20 Practical Tips for Finding Residential Care

There may come a time in your caregiving journey that the most loving and care-conscious choice for your loved one is to find residential care options for them. Finding residential care for a loved one can be gut-wrenching, but it’s often necessary, to give the loved one in your care the support they need to live safely and comfortably. Often that support is beyond what you can reasonably or responsibly provide. If you’ve decided that residential care is the right choice, this guide will walk you through 20 practical tips for finding residential care.

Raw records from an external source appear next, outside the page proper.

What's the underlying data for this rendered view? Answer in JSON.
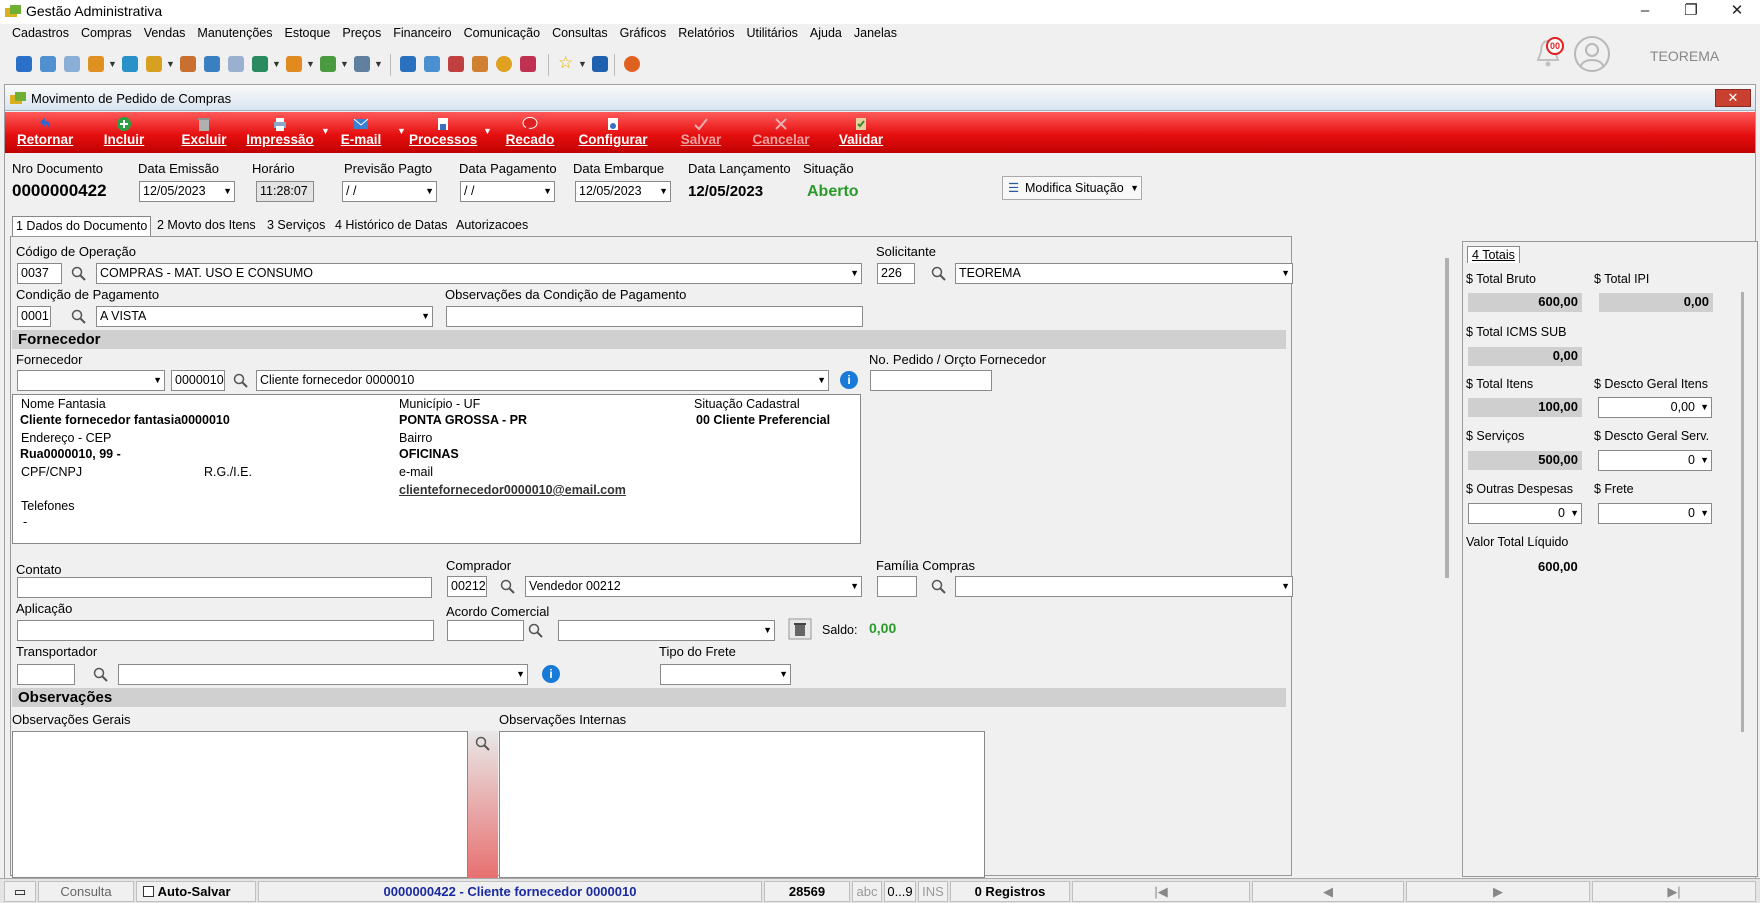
{
  "window": {
    "title": "Gestão Administrativa",
    "minimize": "–",
    "restore": "❐",
    "close": "✕"
  },
  "menu": [
    "Cadastros",
    "Compras",
    "Vendas",
    "Manutenções",
    "Estoque",
    "Preços",
    "Financeiro",
    "Comunicação",
    "Consultas",
    "Gráficos",
    "Relatórios",
    "Utilitários",
    "Ajuda",
    "Janelas"
  ],
  "notifications": {
    "count": "00"
  },
  "company": "TEOREMA",
  "form": {
    "title": "Movimento de Pedido de Compras",
    "close": "✕",
    "toolbar": {
      "retornar": "Retornar",
      "incluir": "Incluir",
      "excluir": "Excluir",
      "impressao": "Impressão",
      "email": "E-mail",
      "processos": "Processos",
      "recado": "Recado",
      "configurar": "Configurar",
      "salvar": "Salvar",
      "cancelar": "Cancelar",
      "validar": "Validar"
    },
    "header": {
      "nro_label": "Nro Documento",
      "nro": "0000000422",
      "emissao_label": "Data Emissão",
      "emissao": "12/05/2023",
      "horario_label": "Horário",
      "horario": "11:28:07",
      "previsao_label": "Previsão Pagto",
      "previsao": " / /",
      "pagamento_label": "Data Pagamento",
      "pagamento": " / /",
      "embarque_label": "Data Embarque",
      "embarque": "12/05/2023",
      "lancamento_label": "Data Lançamento",
      "lancamento": "12/05/2023",
      "situacao_label": "Situação",
      "situacao": "Aberto",
      "modifica": "Modifica Situação"
    },
    "tabs": [
      "1 Dados do Documento",
      "2 Movto dos Itens",
      "3 Serviços",
      "4 Histórico de Datas",
      "Autorizacoes"
    ],
    "dados": {
      "cod_op_label": "Código de Operação",
      "cod_op": "0037",
      "cod_op_desc": "COMPRAS  - MAT. USO E CONSUMO",
      "solicitante_label": "Solicitante",
      "solicitante_cod": "226",
      "solicitante": "TEOREMA",
      "cond_label": "Condição de Pagamento",
      "cond_cod": "0001",
      "cond_desc": "A VISTA",
      "obs_cond_label": "Observações da Condição de Pagamento",
      "fornecedor_section": "Fornecedor",
      "fornecedor_label": "Fornecedor",
      "fornecedor_cod": "0000010",
      "fornecedor_nome": "Cliente fornecedor 0000010",
      "pedido_label": "No. Pedido / Orçto Fornecedor",
      "info": {
        "nome_fantasia_label": "Nome Fantasia",
        "nome_fantasia": "Cliente fornecedor fantasia0000010",
        "municipio_label": "Município - UF",
        "municipio": "PONTA GROSSA - PR",
        "situacao_label": "Situação Cadastral",
        "situacao": "00 Cliente Preferencial",
        "endereco_label": "Endereço - CEP",
        "endereco": "Rua0000010, 99 -",
        "bairro_label": "Bairro",
        "bairro": "OFICINAS",
        "cpf_label": "CPF/CNPJ",
        "rg_label": "R.G./I.E.",
        "email_label": "e-mail",
        "email": "clientefornecedor0000010@email.com",
        "telefones_label": "Telefones",
        "telefones": "-"
      },
      "contato_label": "Contato",
      "comprador_label": "Comprador",
      "comprador_cod": "00212",
      "comprador": "Vendedor 00212",
      "familia_label": "Família Compras",
      "aplicacao_label": "Aplicação",
      "acordo_label": "Acordo Comercial",
      "saldo_label": "Saldo:",
      "saldo": "0,00",
      "transportador_label": "Transportador",
      "tipo_frete_label": "Tipo do Frete",
      "obs_section": "Observações",
      "obs_gerais_label": "Observações Gerais",
      "obs_internas_label": "Observações Internas"
    },
    "totais": {
      "tab": "4 Totais",
      "total_bruto_label": "$ Total Bruto",
      "total_bruto": "600,00",
      "total_ipi_label": "$ Total IPI",
      "total_ipi": "0,00",
      "total_icms_label": "$ Total ICMS SUB",
      "total_icms": "0,00",
      "total_itens_label": "$ Total Itens",
      "total_itens": "100,00",
      "desc_itens_label": "$ Descto Geral Itens",
      "desc_itens": "0,00",
      "servicos_label": "$ Serviços",
      "servicos": "500,00",
      "desc_serv_label": "$ Descto Geral Serv.",
      "desc_serv": "0",
      "outras_label": "$ Outras Despesas",
      "outras": "0",
      "frete_label": "$ Frete",
      "frete": "0",
      "liquido_label": "Valor Total Líquido",
      "liquido": "600,00"
    }
  },
  "status": {
    "mode": "Consulta",
    "autosave": "Auto-Salvar",
    "record": "0000000422 - Cliente fornecedor 0000010",
    "code": "28569",
    "abc": "abc",
    "num": "0...9",
    "ins": "INS",
    "registros": "0 Registros",
    "first": "|◀",
    "prev": "◀",
    "next": "▶",
    "last": "▶|"
  }
}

20 Practical Tips for Finding Residential Care.

1. Know your options.

To begin your search, educate yourself on the various levels and cost of care. In general, your options include Retirement Communities/Independent Living, (which may also offer communal meals and activities for more independent residents), Residential Care Facilities (RCFEs - also known as Board and Care Homes), and Skilled Nursing Facilities (SNFs).

  • Residential Care Facilities (RCFEs) are licensed by Community Care Licensing through the State Department of Social Services, and provide, for the most part, nonmedical assistance. Nonmedical assistance includes help with activities of daily living (bathing, dressing, eating) and "instrumental" activities of daily living (preparing meals, taking medications, etc.).

  • Skilled Nursing Facilities (SNFs)* are designed for people who qualify for a higher level of care and supervision. SNF residents typically require 24-hour nursing supervision and are confined to a bed for some portion of the day. *There are special SNFs designed for people with dementia.

2. Make Use of Resources.

This article is focused on finding residential care and understanding your options, but there are additional resources worth noting. Contact the California Advocates for Nursing Home Reform by phone at (800) 474-1116 or visit their website (www.canhr.org). CANHR also has a comprehensive, up-to-date, online guide to thousands of facilities in California, including nursing homes and residential care facilities.

3. Consider what is most important to you and your relative.

Is it important for you that your loved one is nearby? Do they want to bring their pet to the facility? What level of daily activity do they hope to have? These are the types of quality-of-life questions you’ll need to think through before making your choice.

Understanding the general atmosphere of a facility and the services that are important to your relative is essential. Narrow your search based on what is most important to you and your family member.


4. Use your informal resource system.

First-hand information on residential care facilities and nursing homes is invaluable. Don't hesitate to ask friends or support group members if anyone can recommend a care home. Daycare providers, hospital discharge planners, or community care nurses are also excellent referral resources.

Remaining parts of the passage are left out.